Perhaps more striking was the one doc who showed such a pattern who was interviewed on camera. She made no apologies and showed neither shame nor remorse. Her practice is no longer taking on new 'medical' patients, but is happy to accept new cosmetic ones. She did say that perhaps if the caller had been more persistant, perhaps they would have gotten a sooner appointment. Alas, the interviewer did not ask her to explain the ethics of the situation. It is not hard to imagine that many patients calling about a mole are on the fence as to whether to worry or not, and being given a long wait will push them back to complacency (hey, if the doctor's not worried about it why should I be?). Some small fraction of those persons may have early stage melanomas, with potentially lethal results from delay in removal.
It's not hard to guess at the driver of this issue: Botox is elective, probably not covered by insurance, and therefore patients will pay top dollar; mole screening is covered & governed by the immense pricing power of insurance companies.
Somewhere in the last week or so I saw an article commenting that increasing numbers of doctors from a wide variety of specialties are performing cosmetic procedures. A Polyanna might think this would provide the competition to drive the dermatologists back to doing the important stuff, but more likely the corruption will just spread to more specialties. In high school I once switched dentists because it was impossible to get appointments at my long-time dentist, but I went running back after a few appointments when I realized the new guy opened every session with an inquiry as to whether I might want to change out my cap for a better color match.
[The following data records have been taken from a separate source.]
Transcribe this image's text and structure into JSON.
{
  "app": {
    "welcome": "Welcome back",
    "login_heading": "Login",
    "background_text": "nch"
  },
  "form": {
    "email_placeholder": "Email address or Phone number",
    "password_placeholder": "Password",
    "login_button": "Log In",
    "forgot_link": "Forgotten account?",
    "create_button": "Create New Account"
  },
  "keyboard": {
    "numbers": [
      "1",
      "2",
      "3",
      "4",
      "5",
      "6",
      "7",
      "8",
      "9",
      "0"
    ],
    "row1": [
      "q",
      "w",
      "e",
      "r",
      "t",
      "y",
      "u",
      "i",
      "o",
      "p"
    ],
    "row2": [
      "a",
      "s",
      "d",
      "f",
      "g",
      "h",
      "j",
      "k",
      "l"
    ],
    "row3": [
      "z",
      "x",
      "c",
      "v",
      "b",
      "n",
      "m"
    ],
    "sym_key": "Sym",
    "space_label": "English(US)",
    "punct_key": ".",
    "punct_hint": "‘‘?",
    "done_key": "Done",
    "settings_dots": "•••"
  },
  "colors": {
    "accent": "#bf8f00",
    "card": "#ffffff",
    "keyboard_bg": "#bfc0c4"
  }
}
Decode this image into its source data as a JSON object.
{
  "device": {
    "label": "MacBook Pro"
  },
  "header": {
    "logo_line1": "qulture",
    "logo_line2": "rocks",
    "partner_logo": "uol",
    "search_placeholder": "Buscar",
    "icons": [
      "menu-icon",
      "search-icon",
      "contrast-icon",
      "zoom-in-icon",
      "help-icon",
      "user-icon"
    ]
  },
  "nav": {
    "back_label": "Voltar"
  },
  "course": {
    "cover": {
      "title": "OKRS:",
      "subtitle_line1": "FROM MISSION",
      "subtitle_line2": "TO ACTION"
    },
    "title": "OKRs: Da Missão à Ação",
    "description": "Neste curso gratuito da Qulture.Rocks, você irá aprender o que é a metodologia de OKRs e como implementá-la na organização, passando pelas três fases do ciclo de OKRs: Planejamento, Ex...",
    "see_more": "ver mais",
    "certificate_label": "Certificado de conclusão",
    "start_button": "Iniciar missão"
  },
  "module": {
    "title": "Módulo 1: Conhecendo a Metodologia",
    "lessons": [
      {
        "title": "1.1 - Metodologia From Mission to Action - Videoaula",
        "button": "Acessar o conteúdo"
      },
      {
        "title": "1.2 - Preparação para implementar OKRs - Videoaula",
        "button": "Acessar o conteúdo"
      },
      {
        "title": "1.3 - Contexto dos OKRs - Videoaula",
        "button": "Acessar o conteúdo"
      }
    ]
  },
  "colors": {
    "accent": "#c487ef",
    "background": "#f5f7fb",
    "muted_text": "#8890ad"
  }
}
A real pessimist might note that these new-fangled genetic tests are coming down the pike, that they may also be considered elective and not covered by insurance, and may represent another monetary siren tempting docs to neglect treating disease.
By coincidence, I had just watched the one movie I know of that opens with a monologue on ethics, Miller's Crossing. Caspar & the interviewed doc would be unlikely to have any arguments in that department.